Sinyal positif sebenarnya sudah terlihat dalam beberapa waktu terakhir, dengan meningkatnya jumlah investasi di berbagai sektor seperti sektor perdagangan hingga jasa, yang salah satu faktornya didorong oleh adanya perbaikan infrastruktur belakangan ini. Sayangnya data potensi SDM Kota Madiun, sejauh ini kurang dimanfaatkan sebagai potensi investasi, yang membuat jenis investasi yang masuk ke Kota Madiun, sangat beragam dan belum fokus untuk menjawab, apakah Madiun ingin menjadi Kota Wisata? Kota Pendidikan? Kota Perdagangan atau Kota sentra pengolahan?. Fokus pada satu sektor dengan menargetkan Investasi yang sesuai dengan potensi SDM penting untuk dikaji, sehingga dapat menciptakan lapangan kerja formal yang dapat mengurangi eksodus SDM talenta muda, karena dapat menampung kualifikasi SDM unggul untuk tetap berkarir di Kota Madiun secara optimal. (Mustahil mencapai kesejahteraan jika kegiatan ekonomi yang diandalkan adalah informal).

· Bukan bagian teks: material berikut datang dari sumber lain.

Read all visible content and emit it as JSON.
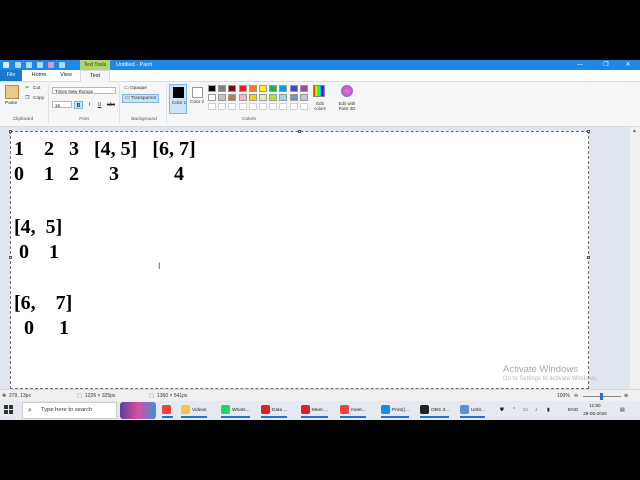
{
  "window": {
    "title": "Untitled - Paint",
    "context_tab": "Text Tools",
    "buttons": [
      "—",
      "❐",
      "✕"
    ]
  },
  "tabs": [
    "File",
    "Home",
    "View",
    "Text"
  ],
  "ribbon": {
    "clipboard": {
      "paste": "Paste",
      "cut": "Cut",
      "copy": "Copy",
      "label": "Clipboard"
    },
    "font": {
      "name": "Times New Roman",
      "size": "16",
      "label": "Font",
      "bold": "B",
      "italic": "I",
      "underline": "U",
      "strike": "abc"
    },
    "background": {
      "opaque": "Opaque",
      "transparent": "Transparent",
      "label": "Background"
    },
    "colors": {
      "color1": "Color 1",
      "color2": "Color 2",
      "edit": "Edit colors",
      "paint3d": "Edit with Paint 3D",
      "label": "Colors",
      "palette_row1": [
        "#000000",
        "#7f7f7f",
        "#880015",
        "#ed1c24",
        "#ff7f27",
        "#fff200",
        "#22b14c",
        "#00a2e8",
        "#3f48cc",
        "#a349a4"
      ],
      "palette_row2": [
        "#ffffff",
        "#c3c3c3",
        "#b97a57",
        "#ffaec9",
        "#ffc90e",
        "#efe4b0",
        "#b5e61d",
        "#99d9ea",
        "#7092be",
        "#c8bfe7"
      ]
    }
  },
  "canvas": {
    "lines": [
      {
        "text": "1    2   3   [4, 5]   [6, 7]"
      },
      {
        "text": "0    1   2      3           4"
      },
      {
        "text": "[4,  5]"
      },
      {
        "text": " 0    1"
      },
      {
        "text": "[6,    7]"
      },
      {
        "text": "  0     1"
      }
    ],
    "watermark_title": "Activate Windows",
    "watermark_sub": "Go to Settings to activate Windows."
  },
  "statusbar": {
    "cursor_pos": "279, 13px",
    "selection_size": "1226 × 325px",
    "image_size": "1360 × 541px",
    "zoom": "100%"
  },
  "taskbar": {
    "search_placeholder": "Type here to search",
    "items": [
      {
        "label": "",
        "icon": "chrome-icon",
        "color": "#e8453c"
      },
      {
        "label": "Videos",
        "icon": "folder-icon",
        "color": "#f4c542"
      },
      {
        "label": "Whats...",
        "icon": "whatsapp-icon",
        "color": "#25d366"
      },
      {
        "label": "Data ...",
        "icon": "wps-icon",
        "color": "#d8232a"
      },
      {
        "label": "Meet ...",
        "icon": "meet-icon",
        "color": "#d8232a"
      },
      {
        "label": "meet...",
        "icon": "chrome-icon",
        "color": "#e8453c"
      },
      {
        "label": "Print()...",
        "icon": "vscode-icon",
        "color": "#1e88e5"
      },
      {
        "label": "OBS 3...",
        "icon": "obs-icon",
        "color": "#222222"
      },
      {
        "label": "Untit...",
        "icon": "paint-icon",
        "color": "#5b8fd6"
      }
    ],
    "lang": "ENG",
    "time": "11:50",
    "date": "29-06-2026"
  }
}
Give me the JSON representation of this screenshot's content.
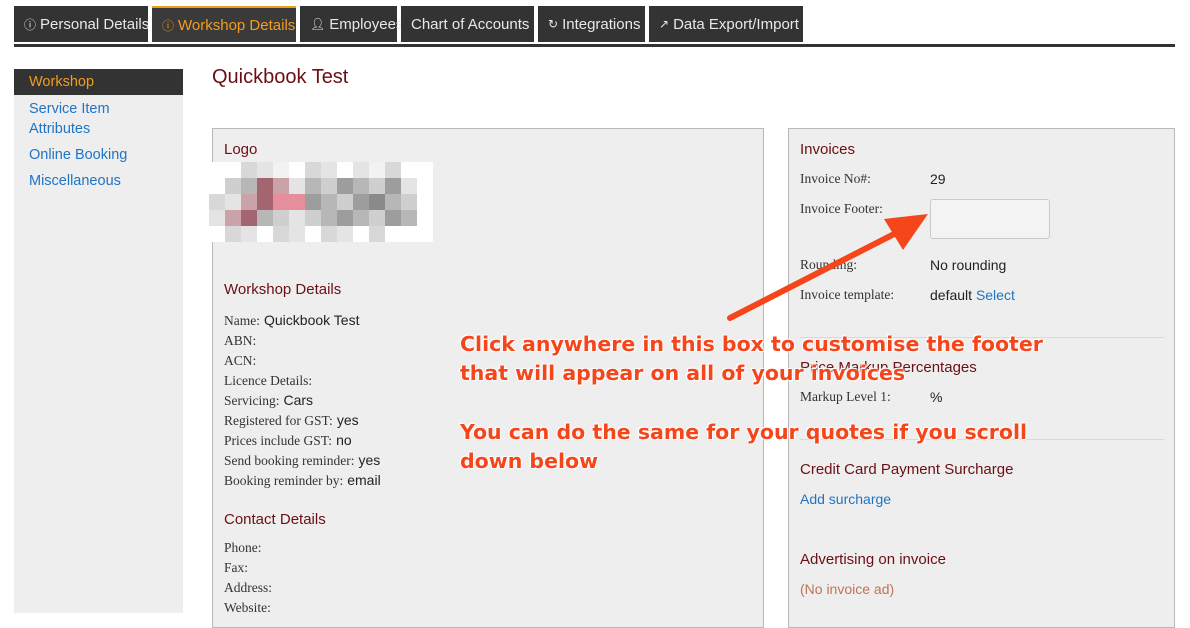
{
  "tabs": [
    {
      "label": "Personal Details",
      "icon": "info-icon"
    },
    {
      "label": "Workshop Details",
      "icon": "info-icon"
    },
    {
      "label": "Employees",
      "icon": "user-icon"
    },
    {
      "label": "Chart of Accounts",
      "icon": ""
    },
    {
      "label": "Integrations",
      "icon": "refresh-icon"
    },
    {
      "label": "Data Export/Import",
      "icon": "external-link-icon"
    }
  ],
  "sidebar": {
    "items": [
      {
        "label": "Workshop"
      },
      {
        "label": "Service Item Attributes"
      },
      {
        "label": "Online Booking"
      },
      {
        "label": "Miscellaneous"
      }
    ]
  },
  "page_title": "Quickbook Test",
  "left_panel": {
    "logo_heading": "Logo",
    "workshop_heading": "Workshop Details",
    "fields": [
      {
        "label": "Name:",
        "value": "Quickbook Test"
      },
      {
        "label": "ABN:",
        "value": ""
      },
      {
        "label": "ACN:",
        "value": ""
      },
      {
        "label": "Licence Details:",
        "value": ""
      },
      {
        "label": "Servicing:",
        "value": "Cars"
      },
      {
        "label": "Registered for GST:",
        "value": "yes"
      },
      {
        "label": "Prices include GST:",
        "value": "no"
      },
      {
        "label": "Send booking reminder:",
        "value": "yes"
      },
      {
        "label": "Booking reminder by:",
        "value": "email"
      }
    ],
    "contact_heading": "Contact Details",
    "contact_fields": [
      {
        "label": "Phone:"
      },
      {
        "label": "Fax:"
      },
      {
        "label": "Address:"
      },
      {
        "label": "Website:"
      }
    ]
  },
  "right_panel": {
    "invoices_heading": "Invoices",
    "invoice_no_label": "Invoice No#:",
    "invoice_no_value": "29",
    "invoice_footer_label": "Invoice Footer:",
    "rounding_label": "Rounding:",
    "rounding_value": "No rounding",
    "template_label": "Invoice template:",
    "template_value": "default",
    "template_link": "Select",
    "markup_heading": "Price Markup Percentages",
    "markup_label": "Markup Level 1:",
    "markup_value": "%",
    "surcharge_heading": "Credit Card Payment Surcharge",
    "surcharge_link": "Add surcharge",
    "advertising_heading": "Advertising on invoice",
    "advertising_link": "(No invoice ad)"
  },
  "annotation": {
    "line1": "Click anywhere in this box to customise the footer",
    "line2": "that will appear on all of your invoices",
    "line3": "You can do the same for your quotes if you scroll",
    "line4": "down below"
  },
  "colors": {
    "accent": "#f39c1f",
    "heading": "#6b0f14",
    "link": "#1f74c4",
    "annotation": "#f5451a",
    "tab_bg": "#333333"
  }
}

Akhir kata, Madiun perlu memilih visi pemimpin yang dapat memanfaatkan potensi SDM secara optimal pada masa kepemimpinan mendatang, yang diterjemahkan dalam program kerja konkret pro potensi SDM di Kota Madiun (Apapun lah bentuk dan modelnya). Tanpa hal ini, alangkah baiknya talenta muda di Kota Madiun mulai mencari panggon liyane sing iso ditunggoni lan langsung sugih.